Além das multas fixadas em elevados percentuais, merece registro a imposição de juros de mora sobre os créditos tributários eventualmente não recolhidos pelo contribuinte. No âmbito federal, a título exemplificativo, o crédito tributário não pago no vencimento dá azo a imposição de juros de mora calculados com base na taxa SELIC, atualmente em torno de vinte por cento ao ano. Importante registrar que esta Taxa varia consoante a atual política econômica de controle da inflação: quanto maior a tendência inflacionária, maior o nível da taxa. Em outro dizer, o contribuinte em dívida com o Fisco acaba pagando um crédito tributário maior em face do eventual viés inflacionário da economia.
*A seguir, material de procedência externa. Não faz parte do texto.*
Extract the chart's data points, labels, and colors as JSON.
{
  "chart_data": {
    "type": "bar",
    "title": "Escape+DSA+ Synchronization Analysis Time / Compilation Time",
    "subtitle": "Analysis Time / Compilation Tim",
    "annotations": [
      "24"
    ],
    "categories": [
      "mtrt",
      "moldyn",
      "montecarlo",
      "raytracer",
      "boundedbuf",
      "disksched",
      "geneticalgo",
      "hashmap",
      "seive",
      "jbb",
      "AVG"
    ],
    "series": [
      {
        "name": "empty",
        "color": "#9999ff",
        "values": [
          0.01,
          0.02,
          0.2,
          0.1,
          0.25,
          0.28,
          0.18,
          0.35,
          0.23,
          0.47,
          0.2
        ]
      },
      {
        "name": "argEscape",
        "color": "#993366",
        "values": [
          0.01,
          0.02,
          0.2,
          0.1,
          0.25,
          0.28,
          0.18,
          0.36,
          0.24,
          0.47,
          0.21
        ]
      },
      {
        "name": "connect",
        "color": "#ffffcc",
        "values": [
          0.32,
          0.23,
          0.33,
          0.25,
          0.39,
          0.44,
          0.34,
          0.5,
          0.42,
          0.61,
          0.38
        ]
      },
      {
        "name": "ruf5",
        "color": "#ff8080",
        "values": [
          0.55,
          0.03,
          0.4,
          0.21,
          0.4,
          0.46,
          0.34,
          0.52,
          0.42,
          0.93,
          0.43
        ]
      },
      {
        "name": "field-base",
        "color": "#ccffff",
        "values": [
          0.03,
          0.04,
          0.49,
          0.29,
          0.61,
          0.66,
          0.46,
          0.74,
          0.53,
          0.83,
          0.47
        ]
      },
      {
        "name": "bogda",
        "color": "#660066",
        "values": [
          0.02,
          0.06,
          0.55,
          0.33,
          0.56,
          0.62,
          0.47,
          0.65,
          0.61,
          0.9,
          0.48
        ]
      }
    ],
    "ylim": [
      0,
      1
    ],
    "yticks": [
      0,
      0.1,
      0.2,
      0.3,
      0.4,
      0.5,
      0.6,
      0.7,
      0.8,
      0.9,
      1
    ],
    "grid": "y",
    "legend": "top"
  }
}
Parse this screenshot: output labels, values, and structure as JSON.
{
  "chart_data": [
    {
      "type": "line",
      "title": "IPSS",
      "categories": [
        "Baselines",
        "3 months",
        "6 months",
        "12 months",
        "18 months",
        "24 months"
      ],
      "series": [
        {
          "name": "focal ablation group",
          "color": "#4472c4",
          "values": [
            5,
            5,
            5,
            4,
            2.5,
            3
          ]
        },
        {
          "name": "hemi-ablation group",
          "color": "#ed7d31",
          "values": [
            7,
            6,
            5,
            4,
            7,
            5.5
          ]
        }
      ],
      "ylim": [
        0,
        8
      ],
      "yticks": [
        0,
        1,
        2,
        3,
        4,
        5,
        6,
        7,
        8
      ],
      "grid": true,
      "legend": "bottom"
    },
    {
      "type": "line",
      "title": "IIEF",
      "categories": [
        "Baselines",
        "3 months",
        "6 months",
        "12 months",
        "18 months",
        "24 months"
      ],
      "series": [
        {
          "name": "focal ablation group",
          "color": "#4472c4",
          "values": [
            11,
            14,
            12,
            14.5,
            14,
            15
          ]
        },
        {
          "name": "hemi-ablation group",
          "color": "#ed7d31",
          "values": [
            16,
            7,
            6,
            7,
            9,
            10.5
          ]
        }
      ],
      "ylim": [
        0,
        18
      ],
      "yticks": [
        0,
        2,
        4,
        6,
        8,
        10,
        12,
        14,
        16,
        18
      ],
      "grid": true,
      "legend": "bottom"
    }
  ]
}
Vale dizer, um contribuinte que por qualquer razão de cumprir o seu dever tributário além de sofrer uma penalidade que pode superar cem por cento a título de multa ainda deve arcar com juros de cerca de vinte por cento ao ano. Em outro dizer, em quatro ou cinco anos o crédito tributário não recolhido simplesmente dobra de valor somente com a incidência de juros de mora.

Este estado de coisas tem gerado um crescimento assustador das Dívidas Ativa dos Fiscos, principalmente Federal e Estaduais, cuja conseqüência é uma avalanche de execuções fiscais com baixíssimo grau de sucesso, haja vista as dificuldades naturais que um processo judicial desta natureza engendra mesmo para os advogados públicos mais dedicados e competentes.

É preciso analisar esta situação sob o ângulo da eficiência (aliás, um dos princípios fundantes da Administração Pública, conforme determina a Constituição Federal Brasileira – art. 37, caput). Ao invés de soluções inventivas (como aquelas representadas pelo REFIS e pelos diferentes parcelamentos alternativos, cujo acréscimo de taxa de juros à prestação torna uma quimera a quitação do crédito tributário), é hora de pensarmos na construção de um sistema de penalidades mais consentâneo com a realidade da economia brasileira.

Um sistema tributário mais ajusto e adequado à realidade brasileira não exige apenas uma ampla reestruturação das diferentes hipóteses de incidências tributárias, aliada a uma adequada repartição de competências tributárias sempre proporcionais aos respectivos encargos com a prestação de serviços públicos, requer também o redimensionamento das espécies e dos níveis de penalidades tributárias hoje existentes.